The students read the tabloids, and the transcripts of the tapes, and the various biographies as they emerged. In at least one of the exams (the course ran for 3 years), a section of the paper was a gobbet test on part of the Camilla-gate tapes (all very carefully labelled “An extract from the alleged conversation between HRH The Prince of Wales and Mrs Andrew Parker-Bowles…”)
No-one from the Daily Mail complained (or noticed, I imagine). But some of the more staid members of the History Faculty were a bit dubious about getting their brightest and best to read Andrew Morton’s biography of Di, let alone having a pirated phone conversation reprinted in the exam paper.. The staid Classicists were more broad-minded I should say.
But the result was explosive. . .and enlightening.
There turned out to be all kinds of trade-offs in thinking about the tittle-tattle of ancient and modern monarchies. Why, we asked, was there such general interest in the eating (or non-eating) habits of the monarchs and royals? To what extent is that cross-cultural .. to what extent a narrowly particular western tradition? Could thinking harder about our own obsessions throw light on antiquity, or not?

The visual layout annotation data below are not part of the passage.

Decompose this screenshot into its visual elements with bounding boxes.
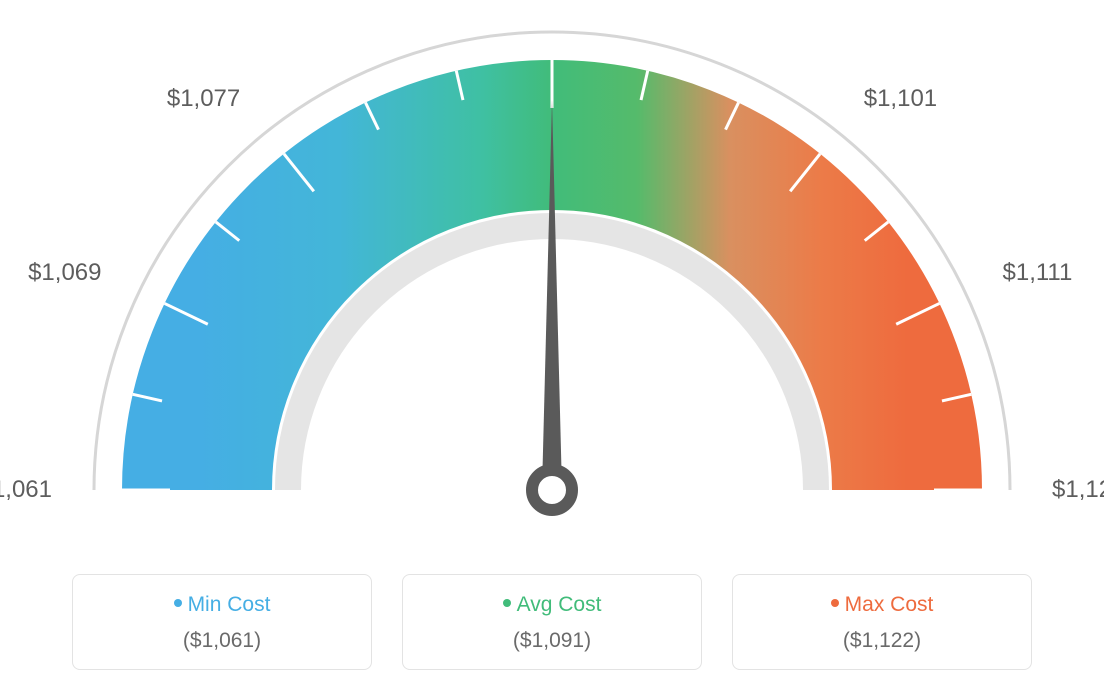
legend-title-text: Avg Cost [517, 593, 602, 616]
gauge-tick-label: $1,091 [515, 0, 588, 4]
gauge-tick-label: $1,077 [167, 85, 240, 113]
gauge-needle-hub [532, 470, 572, 510]
legend-card: Max Cost ($1,122) [732, 574, 1032, 670]
gauge-tick-label: $1,061 [0, 476, 52, 504]
legend-title-text: Max Cost [845, 593, 934, 616]
legend-value: ($1,091) [413, 629, 691, 653]
legend-dot-icon [503, 599, 511, 607]
gauge-tick-label: $1,122 [1052, 476, 1104, 504]
legend-value: ($1,061) [83, 629, 361, 653]
legend-row: Min Cost ($1,061) Avg Cost ($1,091) Max Cost… [0, 574, 1104, 670]
legend-card: Avg Cost ($1,091) [402, 574, 702, 670]
legend-title-text: Min Cost [188, 593, 271, 616]
gauge-tick-label: $1,069 [28, 259, 101, 287]
legend-dot-icon [831, 599, 839, 607]
legend-title: Max Cost [743, 593, 1021, 617]
legend-value: ($1,122) [743, 629, 1021, 653]
gauge-tick-label: $1,111 [1003, 259, 1073, 287]
gauge-svg [0, 0, 1104, 560]
gauge-tick-label: $1,101 [864, 85, 937, 113]
legend-title: Min Cost [83, 593, 361, 617]
legend-title: Avg Cost [413, 593, 691, 617]
legend-dot-icon [174, 599, 182, 607]
legend-card: Min Cost ($1,061) [72, 574, 372, 670]
gauge-chart: $1,061 $1,069 $1,077 $1,091 $1,101 $1,111 $1,1… [0, 0, 1104, 560]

Then again, what counts as the words of the monarch, and how do we judge them? If we eavesdrop on a king/emperor, do we expect him to sound like us – or different. What are conventions of royal speeh? When (the alleged) “Charles” used the word “calumny” almost next to the word ‘Tampax” (the only man in the history of the world ever to do so I imagine) what did that tell us about the rhetoric of autocrats? How did Tacitus decide to invent the speech of emperors?
And, more the point, could we explain how and why the internal goings on of a royal court actually mattered.
It wasn’t dumbing down. There were no good marks for those who just squealed about the Charles and Di. This was a course about putting together the ancient and modern. You needed to know your Tacitus and your Suetonius and your Scriptores Historiae Augustae backwards – and then to ask if there was any useful connection between them and the representation of the Windsors. One possible answer was “no”.
As for that question in the English Tripos. It looks like a tough one to me:
"The Oxford English Dictionary defines 'lyric' as 'Of or pertaining to the lyre; adapted to the lyre, meant to be sung'. It also quotes Ruskin's maxim 'lyric poetry is the expression by the poet of his own feelings'.
Compare poem (a) on the separate sheet [a lyric by Sir Walter Ralegh, written 1592] with one or two of the song-lyrics (b)-(d) with reference to these diverse senses of 'lyric'."
“b-d” were lyrics by Winehouse (“Love is a Losing Game”), by Billie Holiday (“Fine and Mellow”) and Bob Dylan (“Boots of Spanish Leather”).
If anyone can imagine that this was a dumbed down question, they should think again.. Marks were not going to be given here for ranting on about AW and her troubles. This was about “lyric”, Ruskin, Ralegh... and whichever modern star you chose. The kind of question that weak students know to avoid.
And if anyone thinks that Ms Winehouse is the most disreputable of the lot, they should go and take a closer look at the life of Sir Walter.